Ormai le poche nuvole che avevano bagnato quel pomeriggio erano scomparse, il buio era calato, la luna era sorta, colorando gli alberi di una bianca luce sinistra, e mostrandosi nelle poche pozzanghere come un cerchio perfetto. Tyler aveva cercato per tutto il giorno, adesso era vicino. Ma quel bosco era davvero grande. E vuoto. Come lui. Il suo pensiero volò di nuovo a lei. Promettimi che mi dimenticherai. Era così difficile, continuare a camminare; ogni passo era un passo più lontano da lei, un passo più vicino al dimenticare. Ma era così difficile, svuotare la mente per sempre.
Non ti scordar di me. Non ti scordar di me. Questa frase lo stava tormentando. Non ti scordar di me. Quel fiore lo stava tormentando. Continuava a vederlo ovunque. Anche nell'oscurità, continuava a scorgere i riflessi di quei piccoli petali celesti. Non avrebbe dovuto lasciare quel fiore nell'appartamento. Lei non l'avrebbe mai visto, lei non sarebbe venuta a cercarlo. E quel fiore sarebbe stato un indizio in più, per il suo predatore, su dove poterlo trovare, su dove poterlo colpire. Era stato uno sbaglio così grande.
Un ululato. All'improvviso. Tyler lasciò cadere i suoi pensieri. Scattò verso destra. Un altro ululato, a sinistra. Erano molto più vicini adesso. Sembravano solo a qualche metro da lui. Un ringhio, alle sue spalle. Tyler continuava a girarsi, girava in tondo, seguendo ogni nuovo ringhio tra i cespugli. Era arrivato in una radura, mentre si tormentava con i suoi pensieri, si era distratto dalla sua ricerca, e adesso i lupi lo stavano cogliendo di sorpresa.
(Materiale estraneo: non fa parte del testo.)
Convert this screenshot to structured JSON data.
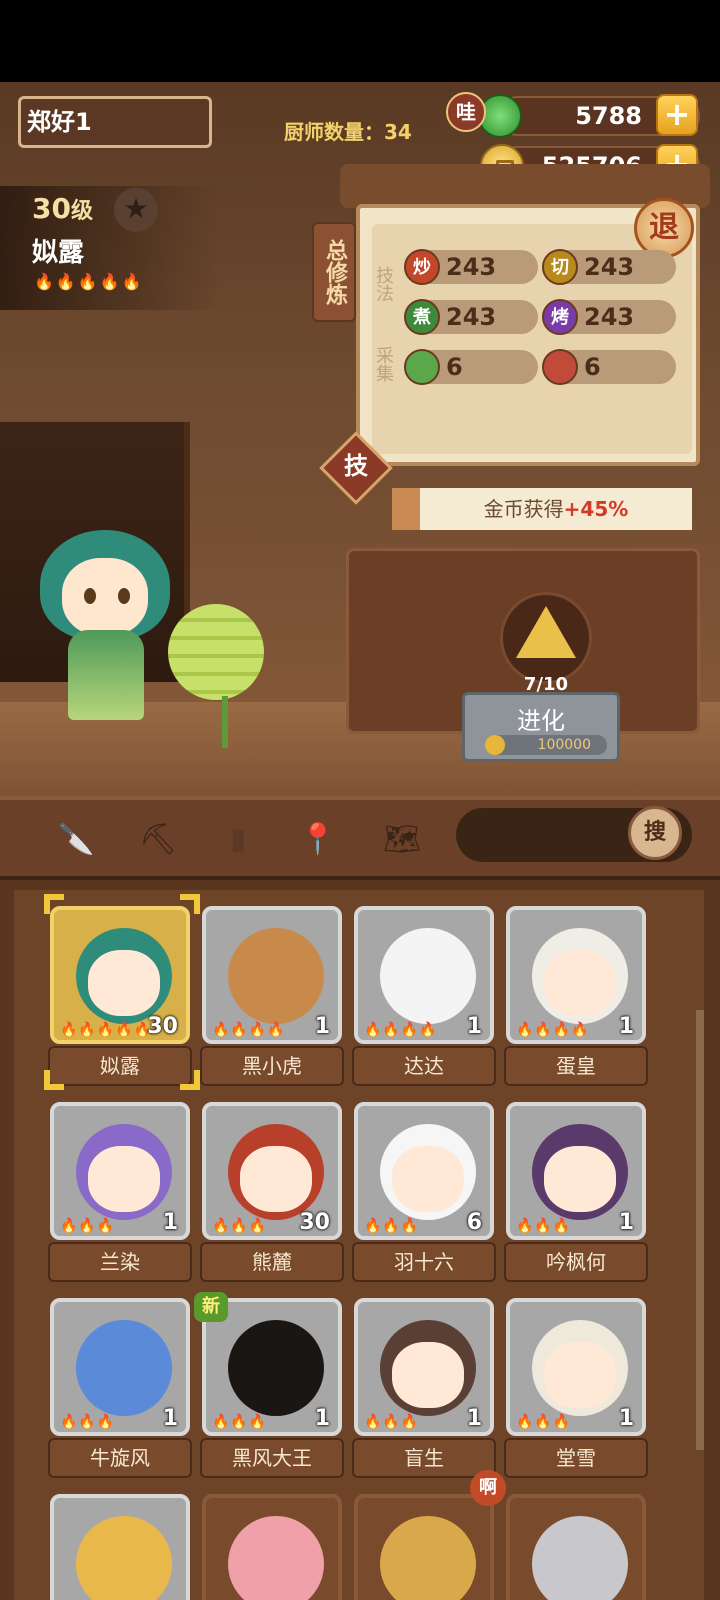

Male, doveva essere lui a sorprenderli, non il contrario. Un altro ululato ancora. Lo avevano circondato, ormai il piano era cambiato. Doveva improvvisare.
Coppie di piccole luci gialle iniziarono ad accendersi nel buio. Prima due, poi quattro; erano undici paia di occhi, che circondavano completamente Tyler. Continuavano a ringhiare, sempre più forte. Il ragazzo, continuando a girare su se stesso, tirò fuori le zanne. Pessima mossa. Un lupo scattò subito attaccandolo. Tyler si scansò per poco. Ma che diavolo..?! Mi credono un vampiro! In effetti aveva sangue sui vestiti, residui dell'ultimo pasto che aveva avuto, qualche ore prima, donato inconsapevolmente da un cacciatore che aveva incontrato per strada. Dopo tutto aveva bisogno di tutte le forze possibili, per affrontare il branco. Un altro lupo si avventò su di lui, provando a morderlo. Tyler riuscì ad evitare anche lui. I ringhi si stavano facendo ancora più intimidatori. Altri due mannari lo attaccarono. Tyler, stava cedendo terreno. Non aveva scampo. Doveva trasformarsi, doveva dimostrare che era lui il più forte.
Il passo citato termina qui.